Difference of Gaussians is the cheap, accurate stand-in for LoG. Two blurs and a subtraction give a band-pass filter that keeps mid-scale structure and discards the rest, mirroring the center-surround cells in your own retina.
SIFT, built on scale-space DoG blobs, ran computer vision for fifteen years. David Lowe's 1999 algorithm gave keypoints that survive scaling, rotation, and occlusion; its patent expired in 2020.
Circularity $C = 4\pi A / P^2$ is a one-line roundness test, bounded above by 1 (the circle) thanks to the isoperimetric inequality, and paired with area and convexity to turn raw candidate regions into trustworthy detections.
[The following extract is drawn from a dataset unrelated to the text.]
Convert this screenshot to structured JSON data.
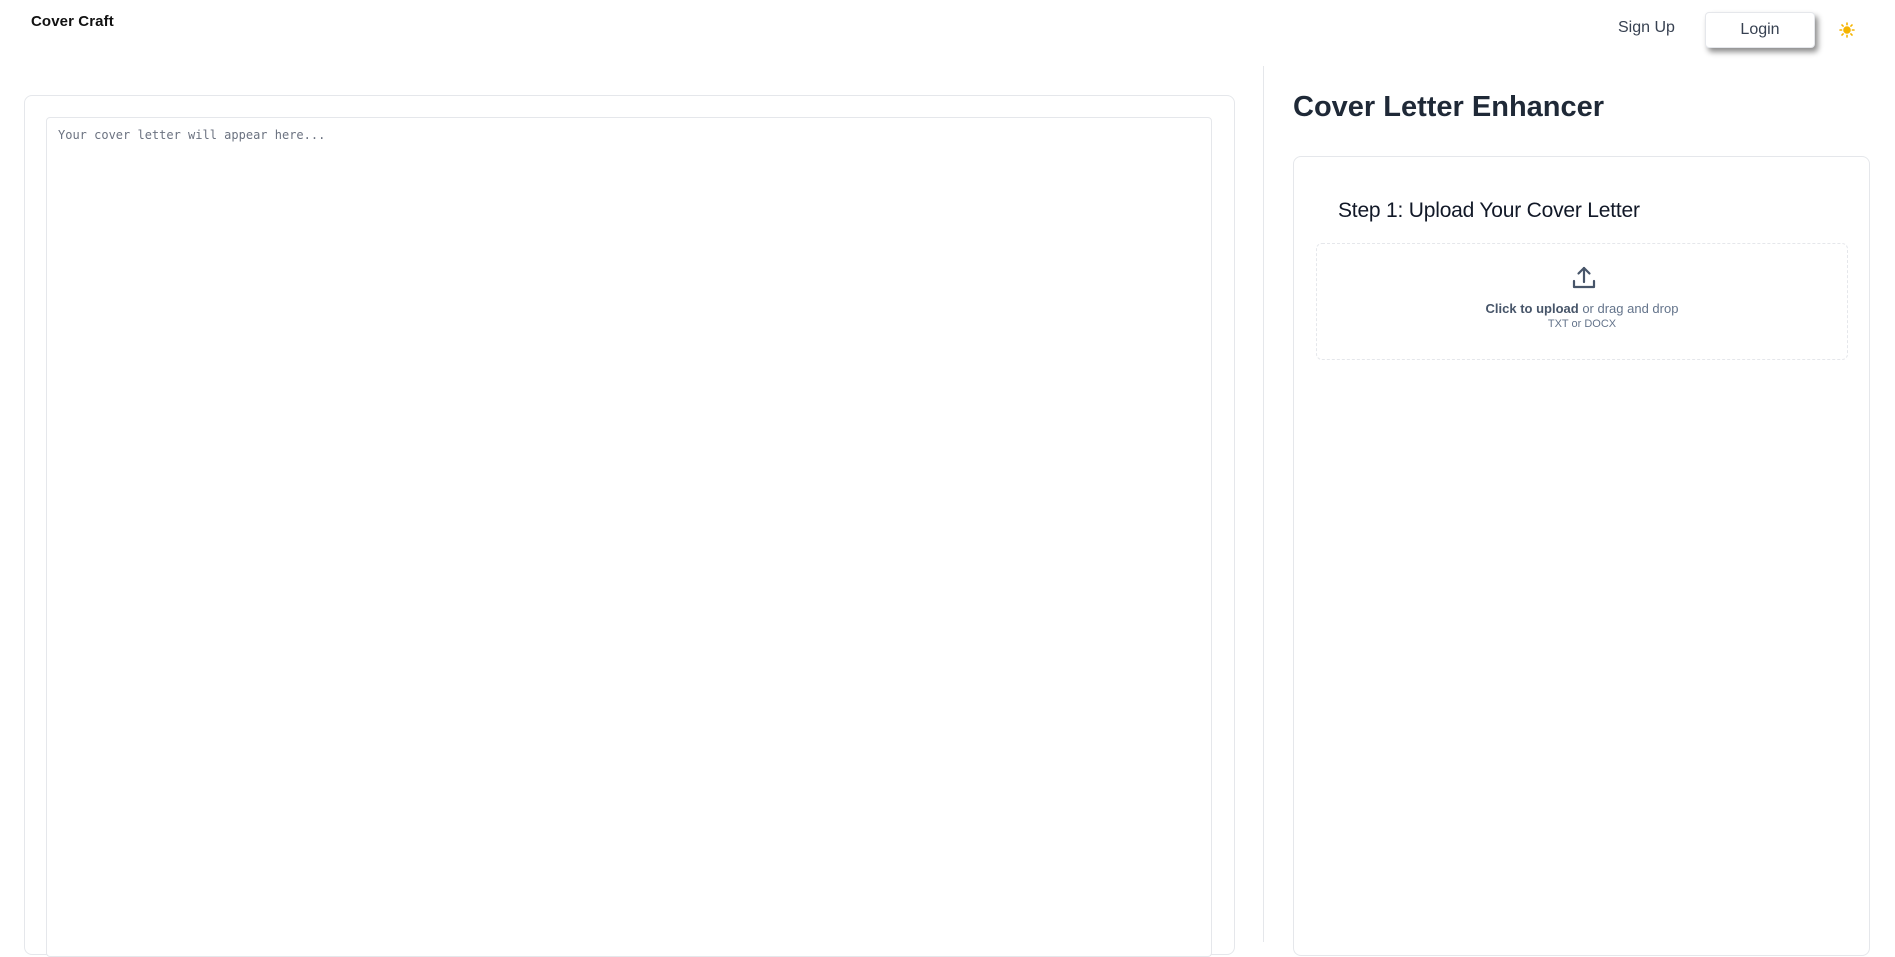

We began by squinting at stars and cells and coins, watching them swell into soft hills of light. That swelling is not an accident of tired eyes; it is the very signature a blob detector hunts for, a region of brightness curving away from the dark in every direction at once.

Teach a machine to find those hills at every scale and you have given it the first, wordless act of seeing: not what is there, but simply that something is. From that humble spark, a patch of pixels deemed worth a second look, grows everything else, the recognizing, the matching, the naming.